Springsteen put up a blog on his website this week, reliving his glorious day at the big game.
While he doesn’t address the fact that the E Street Band mimed along to a backing track during their 12-minute-plus set, he does dish on his boots, his stage slide, and his after-show rituals.
Here’s an excerpt:
Before we came out, I had two major concerns. One, something might go wrong beyond my control. That completely disappeared before we hit the stage. Tonight our fate is in the hands of many, so no sense for useless worry. Two, I was worried that I would find myself ‘out’ of myself and not in the moment. My old friend Peter Wolf once said ‘the strangest thing you can do on stage is think about what you’re doing.” This is true. To observe oneself from afar while struggling to bring the moment to life is an unpleasant experience. I’ve had it more than once. It’s an existential problem. Unfortunately, right in my wheel house. It doesn’t mean it’s going to be a bad show. It may be a great one. It just means it might take time, something we don’t have much of tonight.

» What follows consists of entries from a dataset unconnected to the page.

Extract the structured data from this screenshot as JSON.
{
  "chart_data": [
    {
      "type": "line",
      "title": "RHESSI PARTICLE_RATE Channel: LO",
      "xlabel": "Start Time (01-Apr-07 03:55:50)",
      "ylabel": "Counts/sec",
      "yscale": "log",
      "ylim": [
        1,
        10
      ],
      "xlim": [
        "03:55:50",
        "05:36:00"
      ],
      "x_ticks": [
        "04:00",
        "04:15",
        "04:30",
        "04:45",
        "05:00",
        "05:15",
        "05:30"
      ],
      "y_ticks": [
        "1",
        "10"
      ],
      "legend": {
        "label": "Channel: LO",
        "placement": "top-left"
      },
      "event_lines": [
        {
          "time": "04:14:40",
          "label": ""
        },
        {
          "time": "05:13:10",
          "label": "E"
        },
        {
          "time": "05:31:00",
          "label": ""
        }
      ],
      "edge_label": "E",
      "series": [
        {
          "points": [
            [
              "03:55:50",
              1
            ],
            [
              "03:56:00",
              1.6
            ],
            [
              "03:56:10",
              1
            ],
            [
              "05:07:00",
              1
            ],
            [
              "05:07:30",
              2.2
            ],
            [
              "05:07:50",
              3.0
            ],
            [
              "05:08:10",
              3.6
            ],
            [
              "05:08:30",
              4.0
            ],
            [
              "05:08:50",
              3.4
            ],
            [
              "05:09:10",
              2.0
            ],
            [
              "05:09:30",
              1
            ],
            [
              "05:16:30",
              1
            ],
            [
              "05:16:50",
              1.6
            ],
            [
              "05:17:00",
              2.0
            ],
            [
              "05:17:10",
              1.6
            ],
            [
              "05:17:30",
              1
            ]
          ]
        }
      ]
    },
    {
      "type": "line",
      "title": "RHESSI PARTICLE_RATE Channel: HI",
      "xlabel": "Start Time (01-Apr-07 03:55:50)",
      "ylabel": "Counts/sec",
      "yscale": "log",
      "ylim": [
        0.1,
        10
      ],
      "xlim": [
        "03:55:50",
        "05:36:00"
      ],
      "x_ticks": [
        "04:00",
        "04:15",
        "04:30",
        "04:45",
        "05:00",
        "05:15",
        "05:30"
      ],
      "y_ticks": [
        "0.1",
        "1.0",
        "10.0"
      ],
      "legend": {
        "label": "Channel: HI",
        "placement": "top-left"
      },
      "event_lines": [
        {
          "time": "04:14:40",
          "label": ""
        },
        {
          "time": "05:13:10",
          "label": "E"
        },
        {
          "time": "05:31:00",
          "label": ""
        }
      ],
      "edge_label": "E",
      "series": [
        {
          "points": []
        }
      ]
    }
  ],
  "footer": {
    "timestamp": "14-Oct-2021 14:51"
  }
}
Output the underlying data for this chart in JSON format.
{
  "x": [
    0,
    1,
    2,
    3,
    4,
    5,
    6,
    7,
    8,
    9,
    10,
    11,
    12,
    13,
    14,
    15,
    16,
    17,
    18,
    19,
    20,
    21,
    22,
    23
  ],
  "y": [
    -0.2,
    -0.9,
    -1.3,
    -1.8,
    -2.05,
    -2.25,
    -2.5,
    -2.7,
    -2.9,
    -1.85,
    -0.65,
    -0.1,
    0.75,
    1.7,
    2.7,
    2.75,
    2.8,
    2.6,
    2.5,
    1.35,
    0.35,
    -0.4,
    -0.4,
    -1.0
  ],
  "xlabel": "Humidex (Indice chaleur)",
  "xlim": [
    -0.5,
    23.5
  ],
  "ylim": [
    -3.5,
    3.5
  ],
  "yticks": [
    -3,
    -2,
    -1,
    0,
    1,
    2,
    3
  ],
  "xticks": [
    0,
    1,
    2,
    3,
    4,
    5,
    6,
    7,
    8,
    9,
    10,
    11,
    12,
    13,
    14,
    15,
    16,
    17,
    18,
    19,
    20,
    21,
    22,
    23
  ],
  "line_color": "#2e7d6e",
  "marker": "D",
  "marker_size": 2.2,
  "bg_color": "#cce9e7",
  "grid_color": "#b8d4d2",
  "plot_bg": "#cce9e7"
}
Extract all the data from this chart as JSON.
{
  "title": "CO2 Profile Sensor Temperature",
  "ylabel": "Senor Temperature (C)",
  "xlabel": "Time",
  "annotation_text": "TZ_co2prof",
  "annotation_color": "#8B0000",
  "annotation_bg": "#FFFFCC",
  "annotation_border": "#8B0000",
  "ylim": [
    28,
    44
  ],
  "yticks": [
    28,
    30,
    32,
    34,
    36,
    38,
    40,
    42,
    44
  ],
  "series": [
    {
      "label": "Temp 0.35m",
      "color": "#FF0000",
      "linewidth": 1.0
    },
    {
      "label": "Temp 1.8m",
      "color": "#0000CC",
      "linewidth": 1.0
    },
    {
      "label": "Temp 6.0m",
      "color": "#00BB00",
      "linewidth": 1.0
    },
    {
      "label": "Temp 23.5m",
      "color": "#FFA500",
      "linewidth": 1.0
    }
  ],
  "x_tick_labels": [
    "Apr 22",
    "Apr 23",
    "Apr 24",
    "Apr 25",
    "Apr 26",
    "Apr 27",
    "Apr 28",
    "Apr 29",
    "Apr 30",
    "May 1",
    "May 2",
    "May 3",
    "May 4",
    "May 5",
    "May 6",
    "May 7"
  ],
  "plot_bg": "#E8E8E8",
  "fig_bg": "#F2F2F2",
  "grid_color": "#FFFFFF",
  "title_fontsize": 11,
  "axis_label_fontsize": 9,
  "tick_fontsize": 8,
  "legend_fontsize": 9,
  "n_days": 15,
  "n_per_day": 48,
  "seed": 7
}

When that happens, I do anything to break it. Tear up the set list, call an audible, make a mistake, anything to get “IN.” That’s what you get paid for, TO BE HERE NOW! The power, potential and volume of your present-ness is a basic rock and roll promise. It’s the essential element that holds the attention of your audience, that gives force, shape and authority to the evening’s events. And however you get there on any given night, that’s the road you take. “IS THERE ANYBODY ALIVE IN HERE?!”…there better be.